Well, in my last game (large map), I haven't experienced this. Some of the AI are splitting into new nations but some others are getting bigger and bigger. Two of the AI have more cities than me. They are getting some revolts, but they take control of the resistance. Eventually, I've seen one to vassalize a revolted city, which just came back to the empire after some turns.

EDIT: The game stability issue may come down to using the MegaCiv mod, rather than revolutions (although I seem to be getting less stable civilizations in-game than you?)
I think it's more a matter of GPU resource, but you have a crash, please report it, so we can debug it (even if it's weeks later because we're busy). It might be a critical bug instead.

What about the mechanics - or adopting some part of - those in Realism Invictus? Having angry peasants spawn roving bands of bandit / looters is pretty solid.
Well, I don't really know RI. 45° or Vokarya might be more informed about this.
 
Don't get me wrong: I love the idea of revolutions - I play most of my games with it on - and it's been given more depth in AND2 than ever!

Wish-list:
  • AIs would hold it together a bit better. Revolutions should happen, just less frequently (and even better would be over a specific issue - such as over religion or civic choices)
  • When revolutions happen: the capital / core of a nation should remain the original nation, and the newer cities should be the ones getting a new name!
 
Wish-list:
  • AIs would hold it together a bit better. Revolutions should happen, just less frequently (and even better would be over a specific issue - such as over religion or civic choices)
  • When revolutions happen: the capital / core of a nation should remain the original nation, and the newer cities should be the ones getting a new name!

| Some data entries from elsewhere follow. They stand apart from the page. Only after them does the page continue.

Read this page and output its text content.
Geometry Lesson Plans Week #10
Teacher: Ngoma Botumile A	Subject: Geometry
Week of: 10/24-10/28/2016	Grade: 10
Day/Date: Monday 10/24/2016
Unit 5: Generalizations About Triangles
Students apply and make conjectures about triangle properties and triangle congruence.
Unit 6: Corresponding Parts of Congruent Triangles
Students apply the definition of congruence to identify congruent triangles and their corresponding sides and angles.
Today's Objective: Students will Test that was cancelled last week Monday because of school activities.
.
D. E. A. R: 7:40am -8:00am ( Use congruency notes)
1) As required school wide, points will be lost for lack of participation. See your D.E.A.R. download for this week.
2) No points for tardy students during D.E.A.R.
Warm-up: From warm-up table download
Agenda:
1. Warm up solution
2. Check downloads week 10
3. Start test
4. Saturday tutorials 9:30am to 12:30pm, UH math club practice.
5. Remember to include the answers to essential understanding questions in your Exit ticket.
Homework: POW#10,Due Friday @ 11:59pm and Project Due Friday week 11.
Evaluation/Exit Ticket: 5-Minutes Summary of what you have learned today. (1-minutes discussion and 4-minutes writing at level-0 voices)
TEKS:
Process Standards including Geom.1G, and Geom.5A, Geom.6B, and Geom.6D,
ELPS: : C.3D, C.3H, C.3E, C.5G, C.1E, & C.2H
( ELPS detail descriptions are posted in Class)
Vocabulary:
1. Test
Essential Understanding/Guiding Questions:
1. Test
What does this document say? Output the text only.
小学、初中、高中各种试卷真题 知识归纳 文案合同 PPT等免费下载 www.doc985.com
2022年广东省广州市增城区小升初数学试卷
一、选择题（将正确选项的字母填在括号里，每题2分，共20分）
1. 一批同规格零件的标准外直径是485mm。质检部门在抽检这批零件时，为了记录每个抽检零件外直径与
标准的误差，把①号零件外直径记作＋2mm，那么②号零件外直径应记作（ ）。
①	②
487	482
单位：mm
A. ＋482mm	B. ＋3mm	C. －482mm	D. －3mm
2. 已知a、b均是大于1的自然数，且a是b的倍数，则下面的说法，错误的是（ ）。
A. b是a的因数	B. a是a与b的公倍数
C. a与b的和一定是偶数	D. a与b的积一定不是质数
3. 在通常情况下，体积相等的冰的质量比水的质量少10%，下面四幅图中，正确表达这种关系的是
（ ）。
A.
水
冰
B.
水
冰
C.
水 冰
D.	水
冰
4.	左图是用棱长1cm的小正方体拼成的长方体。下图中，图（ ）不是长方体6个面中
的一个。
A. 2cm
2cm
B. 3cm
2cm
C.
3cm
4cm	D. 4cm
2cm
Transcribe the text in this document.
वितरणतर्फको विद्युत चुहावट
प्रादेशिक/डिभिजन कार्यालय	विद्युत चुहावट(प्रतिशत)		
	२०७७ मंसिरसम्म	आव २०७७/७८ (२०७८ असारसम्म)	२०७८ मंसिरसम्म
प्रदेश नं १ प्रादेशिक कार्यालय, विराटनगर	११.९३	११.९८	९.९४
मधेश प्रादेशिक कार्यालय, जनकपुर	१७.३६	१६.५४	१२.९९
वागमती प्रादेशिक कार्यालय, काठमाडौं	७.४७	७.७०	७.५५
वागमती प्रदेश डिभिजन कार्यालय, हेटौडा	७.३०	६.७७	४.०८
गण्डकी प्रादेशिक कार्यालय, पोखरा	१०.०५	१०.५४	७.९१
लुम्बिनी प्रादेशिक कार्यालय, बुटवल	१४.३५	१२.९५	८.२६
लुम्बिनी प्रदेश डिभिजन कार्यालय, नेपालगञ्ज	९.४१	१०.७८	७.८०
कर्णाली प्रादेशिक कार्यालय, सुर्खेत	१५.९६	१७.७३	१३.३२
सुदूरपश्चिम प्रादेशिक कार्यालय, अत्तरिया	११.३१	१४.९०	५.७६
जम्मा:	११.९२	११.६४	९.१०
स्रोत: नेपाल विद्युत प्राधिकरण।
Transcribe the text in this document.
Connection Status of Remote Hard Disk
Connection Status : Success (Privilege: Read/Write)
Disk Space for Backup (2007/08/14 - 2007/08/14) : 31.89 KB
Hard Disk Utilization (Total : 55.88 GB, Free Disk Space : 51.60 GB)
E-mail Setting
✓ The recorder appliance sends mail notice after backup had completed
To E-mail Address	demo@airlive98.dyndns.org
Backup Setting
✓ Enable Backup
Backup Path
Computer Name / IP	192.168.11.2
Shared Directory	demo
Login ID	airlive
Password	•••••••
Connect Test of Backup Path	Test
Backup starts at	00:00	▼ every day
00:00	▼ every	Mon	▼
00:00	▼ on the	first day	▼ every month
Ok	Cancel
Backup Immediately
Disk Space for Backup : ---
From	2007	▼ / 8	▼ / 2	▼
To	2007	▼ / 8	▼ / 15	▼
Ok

I understand where you're coming from with these requests, but I respectfully disagree.

The frequency of revolts is going to vary from game to game, but I think it's a pretty good level right now. That said, there is a setting you can modify to reduce the effects of revolutions in general and that should decrease the frequency for you.

Capitals/cores flipping to rebels probably shouldn't be the norm (and given the bonuses your capital gets, I imagine that's already the case), but it certainly does make sense to happen sometimes. Think of the Republic of China being exiled to Taiwan when the People's Republic of China took over. Obviously there's complexity to what happened there, but in game something like that would be represented by an almost civ-wide revolt that leaves only some outposts or colonies untouched.